All hands for charity
Schools come up with creative ways to raise money for Operation Santa Claus, writes Wong Yat-hei
Now in its 21st year, Operation Santa Claus encourages schools to come up with innovative ways to raise funds for local charities.
This year, St Mark's and Diocesan Girls' School have been particularly active.
'We raised HK$49,205 this year,' said Manuel Man Wing-ho, a St Mark's Form Six student and key organiser of the school's OSC events.
He said the school had been working on five activities since late last month.
Manuel, together with 16 classmates, came up with activities such as the sale of candy-grams, a soccer tournament, a dodgeball competition, a talent show and a 'famine camp' to raise money.
'Teachers and students were invited to order bags of candies from us to send out as gifts to people in the school,' said Manuel.
'The response was great. We received more than 2,000 orders.
'After deducting the cost of the candies, the rest of the money will go to OSC.'
For events like the soccer tournament, dodgeball competition and talent show, funds were mostly been raised by participants.
They had to collect a certain amount of money in order to take part, said Manuel.
In co-operation with World Vision, St Mark's School also organised a famine camp.
'Every participant donated a minimum of HK$80,' said Manuel. 'They did not eat from 6pm to noon the next day.'
Manuel said the participants took part in seminars hosted by World Vision during the overnight camp.
Rebecca Lee Yee-man, World Vision public education officer, said St Mark's School asked the organisation to conduct seminars on global poverty and famine.
Ms Lee said students gained insight into poverty and famine after taking part in the workshops, which incorporated videos, photos and games.
Meanwhile, Diocesan Girls' School set up a mini-bazaar to raise money for OSC, inviting more than 6,000 parents and alumni to visit 86 stalls on Monday.

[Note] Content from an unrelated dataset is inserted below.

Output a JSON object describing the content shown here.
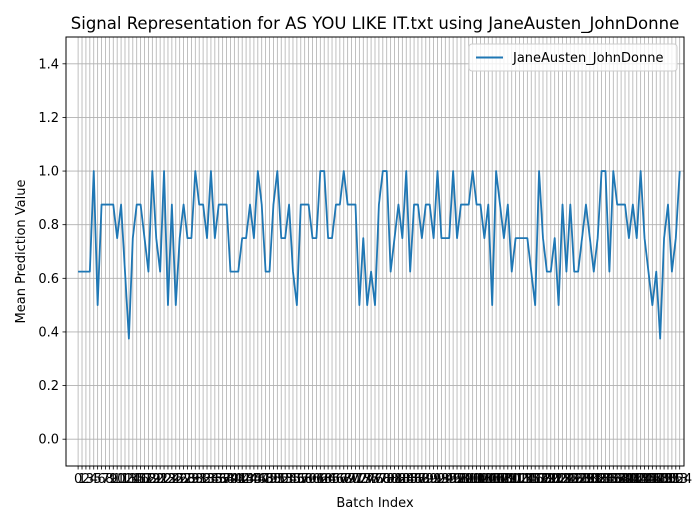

'Some of the products, such as umbrellas, notebooks, lunch bags and calendars, were designed by the students,' said head girl Phoebe Ko Yan-long. She said the students worked in teams to design products, find manufacturers and oversee quality control. They did everything possible to ensure the products would sell well.
'Without team spirit, the event wouldn't have been a success,' Phoebe said.